MokaFive is basically VMware Player/Fusion with a shimmy and a shake.

[Devil’s Advocate=0]

Autodesk 2012 Packages

m4s0n501

I’ve gotten around to looking at the Autodesk Master Suite 2012 box that’s on my desk (it’s a folder of 32 disks). The deployment creator is now completely re-vamped, but not quite as visually appealing on the option editor. At least this time, they gave me the option to NOT install Design Review for the Architecture package.

They did something additional that makes it nicer: They ask for the license and/or server information by default. No need to go into the configuration options to put this in.

Downside: I have to reopen and re-configure for every deployment type (x86 and x64), and it doesn’t remember what I used in the previous package.

Techsmith SnagIt

Time for another App Scorn entry.  This time, we have Techsmith Snagit to put the evil eye on.

Originally, Snagit ran perfectly under Windows XP and AppV.

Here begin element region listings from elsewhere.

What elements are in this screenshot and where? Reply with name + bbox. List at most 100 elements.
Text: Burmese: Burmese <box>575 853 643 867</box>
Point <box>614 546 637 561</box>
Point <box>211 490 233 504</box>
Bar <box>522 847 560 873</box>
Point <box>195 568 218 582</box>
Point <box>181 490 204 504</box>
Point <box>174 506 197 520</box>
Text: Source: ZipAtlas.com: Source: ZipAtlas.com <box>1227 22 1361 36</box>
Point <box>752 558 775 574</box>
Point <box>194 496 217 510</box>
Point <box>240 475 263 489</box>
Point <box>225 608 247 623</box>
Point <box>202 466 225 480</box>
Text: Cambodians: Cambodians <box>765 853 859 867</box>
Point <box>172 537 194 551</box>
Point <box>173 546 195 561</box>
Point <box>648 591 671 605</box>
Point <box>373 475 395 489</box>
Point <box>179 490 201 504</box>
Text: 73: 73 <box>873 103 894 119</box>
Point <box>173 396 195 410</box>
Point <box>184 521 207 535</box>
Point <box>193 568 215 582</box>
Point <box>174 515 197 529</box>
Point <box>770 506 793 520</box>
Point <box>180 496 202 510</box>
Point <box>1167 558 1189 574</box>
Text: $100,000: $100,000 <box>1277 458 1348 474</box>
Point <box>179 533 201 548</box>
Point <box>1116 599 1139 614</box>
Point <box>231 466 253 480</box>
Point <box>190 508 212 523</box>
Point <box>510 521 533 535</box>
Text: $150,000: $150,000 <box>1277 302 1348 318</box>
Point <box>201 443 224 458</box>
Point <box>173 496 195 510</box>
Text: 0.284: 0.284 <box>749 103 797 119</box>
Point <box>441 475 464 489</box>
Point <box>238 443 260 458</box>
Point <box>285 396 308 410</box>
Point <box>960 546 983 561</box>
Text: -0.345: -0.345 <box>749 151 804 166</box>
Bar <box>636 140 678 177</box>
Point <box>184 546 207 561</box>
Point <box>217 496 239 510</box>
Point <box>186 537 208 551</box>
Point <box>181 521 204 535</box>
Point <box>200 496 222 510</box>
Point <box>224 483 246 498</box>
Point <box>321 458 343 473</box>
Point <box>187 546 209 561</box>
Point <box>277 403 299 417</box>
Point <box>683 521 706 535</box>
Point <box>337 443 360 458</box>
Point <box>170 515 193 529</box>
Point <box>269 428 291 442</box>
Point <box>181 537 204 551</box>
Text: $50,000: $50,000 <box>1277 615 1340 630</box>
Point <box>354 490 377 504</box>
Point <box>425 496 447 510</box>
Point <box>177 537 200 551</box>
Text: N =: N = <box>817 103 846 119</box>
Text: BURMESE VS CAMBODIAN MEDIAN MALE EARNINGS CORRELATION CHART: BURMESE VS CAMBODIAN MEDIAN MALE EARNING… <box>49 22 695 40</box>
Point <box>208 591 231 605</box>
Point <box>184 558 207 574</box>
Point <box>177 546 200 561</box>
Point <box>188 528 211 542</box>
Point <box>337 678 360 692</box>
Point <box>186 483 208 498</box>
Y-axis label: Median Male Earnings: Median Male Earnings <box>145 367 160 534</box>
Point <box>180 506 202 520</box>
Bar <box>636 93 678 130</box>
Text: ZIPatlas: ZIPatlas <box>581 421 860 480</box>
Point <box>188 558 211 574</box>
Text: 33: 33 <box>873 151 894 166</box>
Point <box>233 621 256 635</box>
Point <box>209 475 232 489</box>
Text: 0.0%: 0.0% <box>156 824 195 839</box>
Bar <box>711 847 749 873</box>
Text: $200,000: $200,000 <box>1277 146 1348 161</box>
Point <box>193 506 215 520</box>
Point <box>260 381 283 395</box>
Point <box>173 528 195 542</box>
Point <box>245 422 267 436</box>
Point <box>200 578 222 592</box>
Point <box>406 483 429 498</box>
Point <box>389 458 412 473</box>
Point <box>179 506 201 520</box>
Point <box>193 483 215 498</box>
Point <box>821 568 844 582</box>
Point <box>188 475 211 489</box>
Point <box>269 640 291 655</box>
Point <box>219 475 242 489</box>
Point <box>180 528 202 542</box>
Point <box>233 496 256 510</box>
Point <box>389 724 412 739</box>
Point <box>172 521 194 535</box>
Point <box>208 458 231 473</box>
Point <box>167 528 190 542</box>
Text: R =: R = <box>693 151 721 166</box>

For particular reasons (unbeknown to myself), Snagit has a big problem with AppV and Windows 7, when combined together.  Snagpriv.exe is the culprit, needing something that we’re not sure of.  When packaged, and used on a Windows 7 machine, under AppV, it results in an error message “Unable to start snagpriv.exe”.  No bug code, no definitive error message.

On the Techsmith support page, it claims that this can happen if you have ZoneAlarm installed, and you need to configure it to allow snagpriv to run.  In our case, that claim is bogus.

So after some searching, I found myself looking at a completely different error code, from the AppV client instead of Snagit.  It seems that there is an extra bit of code you can insert into the AppV OSD file to make Snagit work (and just about anything else that might have similar issues).

Selec All Code:
<ENVLIST>
     <ENVIRONMENT VARIABLE="__COMPAT_LAYER">RunAsInvoker</ENVIRONMENT>
</ENVLIST>

Of all the years I have been working with Softgrid/AppV, I never knew this code existed.  Now I do, and Snagit works without a hindrance.

Adobe Soundbooth CS5

Just as a note, even though the great and mighty Adobe promised a Reverse command in Soundbooth for the CS4 release (and didn’t make it), they have also overlooked the command for the CS5 release. I brought the audio clip I wanted into Adobe Premiere, and was able to reverse the audio just fine.

As another note, Audacity, a free, open-source software, has the same command function, and has had it from the start.

 

And I added a new category to my blog: App Scorn.  Where software lacks in promised functionality, I will post!